Однако наиболее странным является в рассказе то, что все эти странности подаются как самое обычное дело. И в этом весь Кафка. Если бы Толстой захотел написать историю о странном отъезде из дома, он мог бы написать ее, например, от лица лошади, той, что слуга отказался выводить из конюшни: «Человек, который обычно ездил на мне, никогда не запрягал меня и не кормил. Другой человек, который назывался слугой первого человека, напротив всегда кормил, чистил и запрягал меня, но никогда на мне не ездил. Теперь же тот человек, который обычно запрягал меня, почему-то отказывался это делать, а тот, который ездил на мне и назывался моим и его хозяином, не кричал и не ругал его за это, что по моим понятиям было бы правильным делом хозяина по отношению к слуге, но сам пошел в конюшню, неловкими движениями рук оседлал меня, и мы поехали к воротам. У ворот я понял, что человек, которого называли слугой, не только не собирается сопровождать нас, но понял также, что мы едем не на прогулку, а неизвестно куда и зачем, в какое-то неизвестное и непонятное самому хозяину место».
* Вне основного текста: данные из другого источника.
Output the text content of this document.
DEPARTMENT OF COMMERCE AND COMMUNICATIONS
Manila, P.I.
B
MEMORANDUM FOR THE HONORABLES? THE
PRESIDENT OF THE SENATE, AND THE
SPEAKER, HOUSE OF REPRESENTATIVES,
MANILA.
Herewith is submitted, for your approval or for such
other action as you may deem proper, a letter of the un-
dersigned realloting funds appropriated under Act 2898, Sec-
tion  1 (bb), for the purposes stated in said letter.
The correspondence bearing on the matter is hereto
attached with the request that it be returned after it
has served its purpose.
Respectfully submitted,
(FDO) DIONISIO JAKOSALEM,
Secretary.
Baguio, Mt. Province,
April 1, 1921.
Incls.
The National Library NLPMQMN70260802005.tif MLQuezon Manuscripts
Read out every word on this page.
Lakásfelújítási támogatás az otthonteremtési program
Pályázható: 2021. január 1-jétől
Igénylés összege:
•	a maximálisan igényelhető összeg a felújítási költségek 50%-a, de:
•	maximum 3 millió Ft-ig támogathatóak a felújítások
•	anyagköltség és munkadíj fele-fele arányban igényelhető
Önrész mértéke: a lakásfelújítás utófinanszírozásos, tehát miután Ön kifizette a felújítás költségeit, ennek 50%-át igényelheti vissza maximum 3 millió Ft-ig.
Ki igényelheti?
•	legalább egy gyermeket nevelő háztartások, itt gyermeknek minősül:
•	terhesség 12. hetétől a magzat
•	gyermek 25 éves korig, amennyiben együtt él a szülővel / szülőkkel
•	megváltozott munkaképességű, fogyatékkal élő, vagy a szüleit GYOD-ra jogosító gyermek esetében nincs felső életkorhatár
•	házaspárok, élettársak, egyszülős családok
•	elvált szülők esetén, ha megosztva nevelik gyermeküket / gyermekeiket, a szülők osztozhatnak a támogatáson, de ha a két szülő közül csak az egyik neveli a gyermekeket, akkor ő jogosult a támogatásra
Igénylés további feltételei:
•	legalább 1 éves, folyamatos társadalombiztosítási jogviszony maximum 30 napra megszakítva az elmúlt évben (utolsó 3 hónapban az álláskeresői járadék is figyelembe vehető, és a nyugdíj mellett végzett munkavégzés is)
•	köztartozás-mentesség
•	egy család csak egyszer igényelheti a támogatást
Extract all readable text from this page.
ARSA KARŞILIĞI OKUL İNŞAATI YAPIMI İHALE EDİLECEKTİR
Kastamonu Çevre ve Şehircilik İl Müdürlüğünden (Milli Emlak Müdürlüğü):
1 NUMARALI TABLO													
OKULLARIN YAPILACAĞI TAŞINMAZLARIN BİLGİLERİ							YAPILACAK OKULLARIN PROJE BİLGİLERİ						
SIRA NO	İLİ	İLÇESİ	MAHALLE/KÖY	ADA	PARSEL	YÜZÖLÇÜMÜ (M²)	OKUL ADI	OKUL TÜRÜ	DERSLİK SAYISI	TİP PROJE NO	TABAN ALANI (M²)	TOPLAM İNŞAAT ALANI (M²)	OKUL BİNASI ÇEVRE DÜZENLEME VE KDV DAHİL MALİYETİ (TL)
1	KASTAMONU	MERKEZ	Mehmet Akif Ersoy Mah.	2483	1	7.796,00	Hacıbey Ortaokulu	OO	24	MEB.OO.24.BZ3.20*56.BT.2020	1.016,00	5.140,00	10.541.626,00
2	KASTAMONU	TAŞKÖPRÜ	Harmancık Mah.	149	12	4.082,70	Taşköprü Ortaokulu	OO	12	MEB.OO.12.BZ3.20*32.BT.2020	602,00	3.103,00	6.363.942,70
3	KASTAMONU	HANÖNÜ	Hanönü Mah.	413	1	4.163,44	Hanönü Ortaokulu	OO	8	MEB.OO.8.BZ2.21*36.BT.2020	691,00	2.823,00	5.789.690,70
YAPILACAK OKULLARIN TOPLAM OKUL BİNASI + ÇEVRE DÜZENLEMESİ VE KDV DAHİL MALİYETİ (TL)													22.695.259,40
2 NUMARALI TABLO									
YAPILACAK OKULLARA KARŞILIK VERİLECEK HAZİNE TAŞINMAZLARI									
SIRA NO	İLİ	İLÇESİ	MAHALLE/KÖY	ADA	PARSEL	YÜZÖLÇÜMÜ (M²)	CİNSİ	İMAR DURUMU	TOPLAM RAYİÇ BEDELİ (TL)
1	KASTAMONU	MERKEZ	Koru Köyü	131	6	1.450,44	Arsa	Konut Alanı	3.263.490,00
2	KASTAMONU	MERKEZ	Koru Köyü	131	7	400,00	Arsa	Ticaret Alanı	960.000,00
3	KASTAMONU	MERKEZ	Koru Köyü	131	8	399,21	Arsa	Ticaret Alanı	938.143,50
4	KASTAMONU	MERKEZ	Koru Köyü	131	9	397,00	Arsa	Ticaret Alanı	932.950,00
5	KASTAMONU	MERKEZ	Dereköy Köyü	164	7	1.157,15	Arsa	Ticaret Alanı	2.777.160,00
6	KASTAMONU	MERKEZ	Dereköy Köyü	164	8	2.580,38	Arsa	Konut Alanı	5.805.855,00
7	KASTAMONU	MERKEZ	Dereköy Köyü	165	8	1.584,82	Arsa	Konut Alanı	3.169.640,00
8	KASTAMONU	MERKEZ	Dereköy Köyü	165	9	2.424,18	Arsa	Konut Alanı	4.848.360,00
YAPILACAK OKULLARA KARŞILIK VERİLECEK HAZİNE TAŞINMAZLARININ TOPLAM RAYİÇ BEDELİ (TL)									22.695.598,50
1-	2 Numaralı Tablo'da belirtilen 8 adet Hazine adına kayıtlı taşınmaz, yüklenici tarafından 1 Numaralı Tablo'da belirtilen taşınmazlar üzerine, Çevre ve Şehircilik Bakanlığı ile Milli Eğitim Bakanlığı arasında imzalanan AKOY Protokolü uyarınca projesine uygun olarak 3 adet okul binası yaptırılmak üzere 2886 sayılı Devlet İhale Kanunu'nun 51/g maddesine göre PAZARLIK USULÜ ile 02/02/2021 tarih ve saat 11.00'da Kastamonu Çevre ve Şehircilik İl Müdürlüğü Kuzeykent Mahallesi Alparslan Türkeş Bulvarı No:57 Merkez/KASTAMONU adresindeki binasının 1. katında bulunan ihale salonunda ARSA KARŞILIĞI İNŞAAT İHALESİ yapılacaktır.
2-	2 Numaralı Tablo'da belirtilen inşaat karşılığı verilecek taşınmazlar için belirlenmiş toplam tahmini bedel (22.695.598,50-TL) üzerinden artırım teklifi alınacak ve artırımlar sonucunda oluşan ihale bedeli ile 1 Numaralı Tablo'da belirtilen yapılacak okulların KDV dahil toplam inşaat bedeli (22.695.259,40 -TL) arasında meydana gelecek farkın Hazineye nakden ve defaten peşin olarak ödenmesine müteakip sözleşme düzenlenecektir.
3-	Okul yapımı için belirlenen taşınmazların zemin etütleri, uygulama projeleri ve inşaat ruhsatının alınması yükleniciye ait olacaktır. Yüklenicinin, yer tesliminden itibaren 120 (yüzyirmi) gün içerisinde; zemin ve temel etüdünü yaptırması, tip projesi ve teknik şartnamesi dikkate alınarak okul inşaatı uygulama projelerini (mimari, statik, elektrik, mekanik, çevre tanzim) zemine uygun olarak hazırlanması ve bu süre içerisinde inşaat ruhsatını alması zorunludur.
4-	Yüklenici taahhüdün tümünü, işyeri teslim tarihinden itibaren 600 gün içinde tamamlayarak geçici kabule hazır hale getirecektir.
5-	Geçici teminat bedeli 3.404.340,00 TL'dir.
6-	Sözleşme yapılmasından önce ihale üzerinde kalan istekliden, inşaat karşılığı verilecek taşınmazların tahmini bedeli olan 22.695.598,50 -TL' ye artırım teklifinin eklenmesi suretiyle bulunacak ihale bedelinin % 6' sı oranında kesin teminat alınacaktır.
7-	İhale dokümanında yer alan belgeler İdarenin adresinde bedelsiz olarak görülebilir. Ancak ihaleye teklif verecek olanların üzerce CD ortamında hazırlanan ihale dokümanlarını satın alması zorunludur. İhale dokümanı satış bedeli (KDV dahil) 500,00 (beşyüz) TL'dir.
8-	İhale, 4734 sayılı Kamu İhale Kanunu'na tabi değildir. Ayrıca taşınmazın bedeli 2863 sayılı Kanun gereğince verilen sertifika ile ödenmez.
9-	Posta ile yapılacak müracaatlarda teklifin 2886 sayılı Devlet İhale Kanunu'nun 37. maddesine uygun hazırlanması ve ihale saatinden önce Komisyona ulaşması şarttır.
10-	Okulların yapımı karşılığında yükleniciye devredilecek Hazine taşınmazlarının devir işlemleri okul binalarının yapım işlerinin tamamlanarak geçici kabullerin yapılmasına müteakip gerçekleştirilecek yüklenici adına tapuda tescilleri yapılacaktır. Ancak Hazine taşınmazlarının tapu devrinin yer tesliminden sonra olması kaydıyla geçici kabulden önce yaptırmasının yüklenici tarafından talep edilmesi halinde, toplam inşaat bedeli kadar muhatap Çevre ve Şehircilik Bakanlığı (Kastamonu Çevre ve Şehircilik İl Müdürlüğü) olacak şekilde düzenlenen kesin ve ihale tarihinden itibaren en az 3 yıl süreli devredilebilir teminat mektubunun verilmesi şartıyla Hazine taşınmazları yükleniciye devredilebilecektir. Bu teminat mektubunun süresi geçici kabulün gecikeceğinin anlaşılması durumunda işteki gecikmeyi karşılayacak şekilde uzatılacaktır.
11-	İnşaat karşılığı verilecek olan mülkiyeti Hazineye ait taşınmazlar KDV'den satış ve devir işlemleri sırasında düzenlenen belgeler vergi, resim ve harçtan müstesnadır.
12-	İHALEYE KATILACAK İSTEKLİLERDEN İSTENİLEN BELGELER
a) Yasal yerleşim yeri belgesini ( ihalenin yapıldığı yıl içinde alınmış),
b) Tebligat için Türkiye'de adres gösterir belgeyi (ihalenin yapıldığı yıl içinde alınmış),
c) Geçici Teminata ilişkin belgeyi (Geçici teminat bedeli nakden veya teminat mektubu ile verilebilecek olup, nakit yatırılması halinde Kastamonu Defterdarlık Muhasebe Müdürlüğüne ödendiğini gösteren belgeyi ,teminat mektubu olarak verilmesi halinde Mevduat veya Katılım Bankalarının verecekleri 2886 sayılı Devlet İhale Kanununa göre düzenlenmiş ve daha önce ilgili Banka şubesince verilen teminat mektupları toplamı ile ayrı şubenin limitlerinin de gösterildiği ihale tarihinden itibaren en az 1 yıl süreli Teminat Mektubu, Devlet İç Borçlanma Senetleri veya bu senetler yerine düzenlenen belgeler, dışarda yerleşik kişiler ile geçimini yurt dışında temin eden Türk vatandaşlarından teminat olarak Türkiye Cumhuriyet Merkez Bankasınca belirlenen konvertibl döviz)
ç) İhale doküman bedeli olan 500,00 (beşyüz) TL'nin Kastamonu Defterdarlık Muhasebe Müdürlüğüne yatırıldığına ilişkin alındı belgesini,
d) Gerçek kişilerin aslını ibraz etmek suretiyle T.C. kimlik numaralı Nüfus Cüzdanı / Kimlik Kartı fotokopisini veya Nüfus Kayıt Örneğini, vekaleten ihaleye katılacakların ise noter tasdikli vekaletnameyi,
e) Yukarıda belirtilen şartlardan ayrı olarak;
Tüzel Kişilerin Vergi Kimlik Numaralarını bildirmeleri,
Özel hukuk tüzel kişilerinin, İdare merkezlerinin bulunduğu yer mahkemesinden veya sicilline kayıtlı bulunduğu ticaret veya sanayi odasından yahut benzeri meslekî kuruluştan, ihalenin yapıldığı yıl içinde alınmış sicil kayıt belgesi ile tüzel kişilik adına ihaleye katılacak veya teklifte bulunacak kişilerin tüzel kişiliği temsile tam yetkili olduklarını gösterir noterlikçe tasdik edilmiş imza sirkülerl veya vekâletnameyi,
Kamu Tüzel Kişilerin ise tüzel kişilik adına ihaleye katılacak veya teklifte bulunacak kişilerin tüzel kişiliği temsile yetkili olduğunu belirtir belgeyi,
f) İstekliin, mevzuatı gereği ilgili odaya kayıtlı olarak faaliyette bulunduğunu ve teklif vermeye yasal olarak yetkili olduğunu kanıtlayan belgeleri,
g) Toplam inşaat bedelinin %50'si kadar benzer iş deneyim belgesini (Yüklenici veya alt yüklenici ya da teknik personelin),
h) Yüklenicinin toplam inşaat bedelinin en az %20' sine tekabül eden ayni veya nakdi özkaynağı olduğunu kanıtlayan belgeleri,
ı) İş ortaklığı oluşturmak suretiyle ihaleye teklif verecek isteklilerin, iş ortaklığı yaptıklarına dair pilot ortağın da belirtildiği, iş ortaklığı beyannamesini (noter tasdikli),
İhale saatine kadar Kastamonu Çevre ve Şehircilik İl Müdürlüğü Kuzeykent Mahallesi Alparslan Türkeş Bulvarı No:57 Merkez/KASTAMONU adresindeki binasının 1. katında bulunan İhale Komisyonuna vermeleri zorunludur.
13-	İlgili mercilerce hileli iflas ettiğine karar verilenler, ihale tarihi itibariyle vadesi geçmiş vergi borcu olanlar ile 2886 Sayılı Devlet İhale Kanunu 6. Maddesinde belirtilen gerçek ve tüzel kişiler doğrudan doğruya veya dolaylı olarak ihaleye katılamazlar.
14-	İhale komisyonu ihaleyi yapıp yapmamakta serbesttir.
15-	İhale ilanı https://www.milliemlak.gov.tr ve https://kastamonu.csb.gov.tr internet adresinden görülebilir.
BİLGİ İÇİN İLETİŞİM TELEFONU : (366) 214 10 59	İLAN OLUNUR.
В сущности, то, что предлагает здесь Кафка, это антисказка. Герой уезжает из дома, после этого он должен встретить волшебное животное, которое подарит ему чудесную вещь, потом появится волшебный лес, избушка на курьих ножках и т. п. Здесь же начало сразу переходит в конец, хотя значительность происходящего предполагает в качестве возможного развития событий и лес, и бабу Ягу, и золотые яблоки.
В искусстве, особенно в новом, непривычном для обывателя, форма создает для себя содержание, то есть важно не то, что происходит, а то, к а к оно происходит, и от того, как оно происходит, появляется новое «что», новое содержание. Для того слуга и не понимает господина, для того герой ведет себя так странно и необычно, чтобы создать новую форму, которая повлечет за собой новое содержание – совершенно необычную ситуацию чего-то немотивированного, но в то же время в высшей степени значительного.
Кафка использует здесь прием отсутствия формы. Тут нет ни привычных в искусстве мотивов ложного узнавания или ошибки, нет любви, преступлений, нет тайны. Вернее тайна есть, но она формируется на отсутствии тайны в обычном смысле этого слова.